Who are the Spring Street Fencibles?


Spring Street and Broadway in 1785, 30 years before the events of the article below. Illustration courtesy NYPL digital images

While researching the Gracie Mansion podcast, I found mention of a street gang by the name of the Spring Street Fencibles, or simply, the Spring Streeters. Obviously, the streets of New York have been crawling with gang activity since the 19th century. But what makes this shadowy gang particularly interesting to me is the date of their only documented crime — 1825, making them one of the earliest mentioned organized gangs in the press. Their foul indiscretion? The murder of a well-known city merchant, an event that may have greatly affected the namesake of Gracie Mansion, Archibald Gracie — depending on which source you believe.

It is not known whether the Spring Streeters were truly organized in same way as later gangs like the Roach Guards and the Dead Rabbits; nor is it clear that their members were strictly Irish-born, as they commonly were in those days. In prior histories, they are loosely clumped with another group called the Grand Streeters. Spring Street runs parallel a couple blocks north of Grand Street, and it’s possible the two gangs were rivals or even one and the same gang.

The only crime by the the Spring Street Fencibles that I could find on record is the horrible slaying that occurred the early morning of June 3, 1825. The young drunken rowdies accosted a private carriage at Broadway and Art Street (or today’s Astor Place). A group of gentlemen accompanying the carriage uptown confronted the gang, and a ‘scuffle’ ensued. One of the gentlemen, one Mr. Lambert, was punched in the stomach and later died of his injuries. The gang members were rounded up and carted off to prison.

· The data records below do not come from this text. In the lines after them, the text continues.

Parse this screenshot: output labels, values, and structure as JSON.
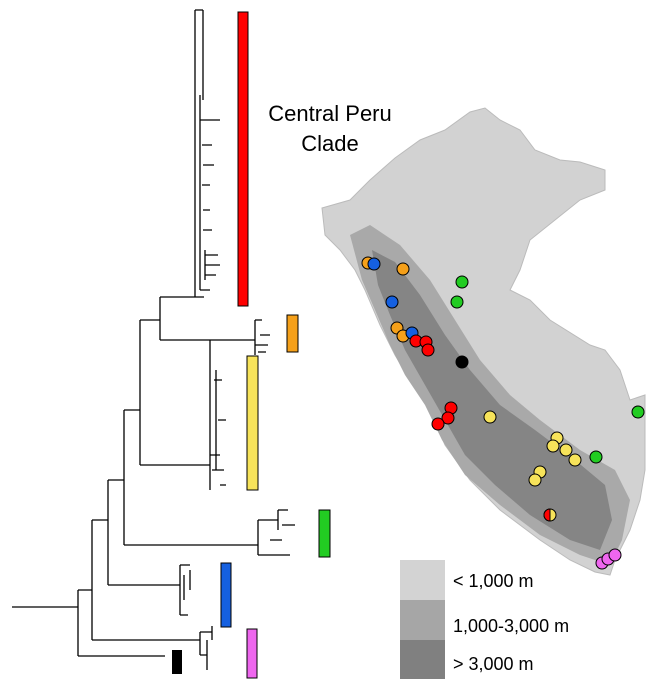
{
  "annotation": {
    "lines": [
      "Central Peru",
      "Clade"
    ]
  },
  "legend": {
    "items": [
      {
        "label": "< 1,000 m"
      },
      {
        "label": "1,000-3,000 m"
      },
      {
        "label": "> 3,000 m"
      }
    ]
  }
}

The confusion as to the victim’s name underscores one of the problems I often find in researching the early days of New York, when newspapers were not as concerned with exacting and factual detail. One key source, on the history of Gracie Mansion, clearly lists the victim as David Lambert, an associate of Gracie’s who put up the family in one of his townhouses when they fell on hard times. Other sources, however, list the victim’s name as Henry Lambert, of which nothing is known.

An old merchants guide of New York clearly links David as the victim of the crime, “up by Sailors Snug Harbor (near where Tenth Street is now).” The original land for Sailors Snug Harbor sat where today’s Washington Square Park is, which would have been just west of the reported violence. (Snug Harbor would move to its present location in Staten Island in 1833.)

Whatever the identity of the unfortunate man who died 185 years ago in the area of Astor Place, his demise also marked the end for this sorry group of thugs, locked up in prison for either seven or ten years — again, depending on which source you trust*.

Had this group of ruffians come along before 1807, they might have been known as the Brannon Street Fencibles, for that was the original name of Spring Street. The road was named for a Mr. Brannon the keeper of a “noted public house and a beautifully-laid-out garden,” situated nearby an actual spring of water. After 1807, the name switched to Spring Street.

*For the podcast, I clearly went with it being David.

3 replies on “Who are the Spring Street Fencibles?”

Were there that many Irish gangs in NYC in 1815? The influx of Irish occurred after 1846 due to the failure of the potato crop and widespread famine.

The Fencibles could likely be native Americans, in the mold of Butcher Bill, who were there prior to the Irish migration, no?

….According to the trial documents, the convicted were Moses Parker, James Buckland, Joseph Wade, William Walker, Cornelios Holly, Abraham Potts, Thomas Rea and Noah Doremus. Moses was my great, great grandfather. It appears we came from indentured servants on estates north of NYC. So you could call this “gang” native American…However, in a quirk of fate, his son married a girl born in Ireland.